Sementara dari pihak perusahaan yang melakukan benchmarking, seringkali benchmarking dijalani dengan mentalitas ”copycat” dan ”not invented here”. Mereka yang memiliki sikap copycat alias meniru mentah-mentah, umumnya malas berpikir dan hanya siap menjiplak apa yang dilakukan oleh perusahaan lain. Mereka juga acapkali menganggap praktek dan sistem manajemen di perusahaan yang dikunjungi merupakan resep mujarab bagi permasalahan di organisasinya. Akibatnya, mereka seringkali merasa kecewa karena hasilnya tidak sesuai dengan yang diharapkan. Bukankah setiap perusahaan mempunyai konteksnya sendiri-sendiri, yang berbeda antara yang satu dengan yang lainnya. Sekali lagi, benchmarking adalah proses pembelajaran (learning), bukannya peniruan ataupun penjiplakan (copying).

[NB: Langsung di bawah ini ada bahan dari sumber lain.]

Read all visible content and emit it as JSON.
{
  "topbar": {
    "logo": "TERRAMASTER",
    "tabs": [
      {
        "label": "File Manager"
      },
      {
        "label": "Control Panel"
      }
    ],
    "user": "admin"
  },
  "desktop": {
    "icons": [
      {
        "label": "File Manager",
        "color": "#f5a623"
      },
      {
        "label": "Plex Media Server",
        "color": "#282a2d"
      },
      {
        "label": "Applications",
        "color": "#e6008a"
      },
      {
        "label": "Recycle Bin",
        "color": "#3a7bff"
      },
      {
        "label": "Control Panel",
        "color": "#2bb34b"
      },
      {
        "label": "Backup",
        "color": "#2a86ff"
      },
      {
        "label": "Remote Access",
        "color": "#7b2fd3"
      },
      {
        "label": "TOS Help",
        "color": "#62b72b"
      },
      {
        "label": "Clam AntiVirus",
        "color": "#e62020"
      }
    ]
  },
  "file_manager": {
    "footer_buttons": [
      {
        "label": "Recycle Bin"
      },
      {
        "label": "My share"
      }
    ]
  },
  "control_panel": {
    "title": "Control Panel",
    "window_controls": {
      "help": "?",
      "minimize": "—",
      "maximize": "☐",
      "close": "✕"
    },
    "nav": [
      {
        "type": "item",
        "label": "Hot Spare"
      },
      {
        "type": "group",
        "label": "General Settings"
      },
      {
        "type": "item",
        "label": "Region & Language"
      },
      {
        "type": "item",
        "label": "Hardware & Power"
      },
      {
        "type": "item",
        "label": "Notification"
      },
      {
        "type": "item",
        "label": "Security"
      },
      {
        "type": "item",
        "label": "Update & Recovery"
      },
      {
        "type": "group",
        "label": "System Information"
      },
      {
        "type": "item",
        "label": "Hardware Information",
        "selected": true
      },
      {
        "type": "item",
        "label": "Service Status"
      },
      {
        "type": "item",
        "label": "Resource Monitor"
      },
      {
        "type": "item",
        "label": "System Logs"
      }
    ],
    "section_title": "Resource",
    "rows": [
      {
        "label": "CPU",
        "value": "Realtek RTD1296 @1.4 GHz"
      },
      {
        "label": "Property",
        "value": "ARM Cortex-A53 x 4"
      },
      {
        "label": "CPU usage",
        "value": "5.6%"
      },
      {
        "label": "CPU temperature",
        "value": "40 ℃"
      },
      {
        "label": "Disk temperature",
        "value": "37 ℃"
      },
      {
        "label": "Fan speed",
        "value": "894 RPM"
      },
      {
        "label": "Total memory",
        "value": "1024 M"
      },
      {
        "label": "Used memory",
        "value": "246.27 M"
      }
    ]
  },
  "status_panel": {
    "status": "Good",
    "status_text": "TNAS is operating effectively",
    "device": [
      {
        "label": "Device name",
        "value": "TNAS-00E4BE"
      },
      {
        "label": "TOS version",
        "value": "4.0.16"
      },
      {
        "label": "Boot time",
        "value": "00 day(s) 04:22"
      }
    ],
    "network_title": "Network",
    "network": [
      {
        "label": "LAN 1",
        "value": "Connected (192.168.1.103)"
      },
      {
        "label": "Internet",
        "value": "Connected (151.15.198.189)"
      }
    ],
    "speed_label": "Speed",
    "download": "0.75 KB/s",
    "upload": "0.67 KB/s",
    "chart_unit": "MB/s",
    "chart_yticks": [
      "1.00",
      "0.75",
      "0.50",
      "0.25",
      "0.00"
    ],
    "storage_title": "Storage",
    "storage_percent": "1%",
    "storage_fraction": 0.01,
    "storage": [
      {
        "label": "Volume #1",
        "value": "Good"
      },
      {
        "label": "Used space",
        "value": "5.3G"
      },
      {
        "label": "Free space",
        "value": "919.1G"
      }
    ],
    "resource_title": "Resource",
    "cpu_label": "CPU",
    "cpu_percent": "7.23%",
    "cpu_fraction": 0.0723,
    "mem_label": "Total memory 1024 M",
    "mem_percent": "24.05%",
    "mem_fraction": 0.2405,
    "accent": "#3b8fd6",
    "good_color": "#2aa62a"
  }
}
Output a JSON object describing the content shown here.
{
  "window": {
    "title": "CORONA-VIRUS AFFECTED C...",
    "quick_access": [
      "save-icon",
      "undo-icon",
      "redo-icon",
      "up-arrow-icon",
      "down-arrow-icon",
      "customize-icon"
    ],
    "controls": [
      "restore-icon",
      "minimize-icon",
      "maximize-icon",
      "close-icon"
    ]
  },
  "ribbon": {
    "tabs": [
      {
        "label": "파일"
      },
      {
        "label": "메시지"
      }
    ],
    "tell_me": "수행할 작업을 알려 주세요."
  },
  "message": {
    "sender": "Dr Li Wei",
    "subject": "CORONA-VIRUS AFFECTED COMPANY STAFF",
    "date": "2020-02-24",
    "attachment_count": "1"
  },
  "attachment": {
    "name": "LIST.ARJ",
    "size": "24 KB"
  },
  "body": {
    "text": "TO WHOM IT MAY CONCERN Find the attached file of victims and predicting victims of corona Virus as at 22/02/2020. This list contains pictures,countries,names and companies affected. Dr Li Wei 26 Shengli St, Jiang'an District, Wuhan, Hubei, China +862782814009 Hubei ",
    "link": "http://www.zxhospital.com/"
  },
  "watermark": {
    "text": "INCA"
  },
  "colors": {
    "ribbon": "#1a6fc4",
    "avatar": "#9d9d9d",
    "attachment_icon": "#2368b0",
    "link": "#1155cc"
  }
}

Sementara, mereka yang terjangkiti sindroma ”not invented here” umumnya adalah mereka yang tidak sepenuhnya ”rela” untuk belajar. Mereka memandang kesuksesan organisasi lain semata-mata sebagai rezeki ilahiah yang hanya cukup untuk dipahami saja, bukannya untuk dipelajari. Sindroma ini seringkali menghinggapi organisasi-organisasi yang menganggap dirinya sukses, dan dengan demikian tidak merasa perlu untuk belajar dari organisasi lain. Benar adanya pepatah bijak ”kekuatan seringkali berhimpitan dengan kelemahan”. Kekuatan organisasi yang tercermin dari kesuksesan dan kehebatannya, seringkali mendatangkan kelemahan dalam bercermin dan belajar.

Benchmarking, pada akhirnya, adalah sebuah proses pembelajaran. Tanpa kesiapan untuk belajar dan kemampuan untuk mengolah bahan pembelajaran, benchmarking akan berakhir sebagai kunjungan wisata semata.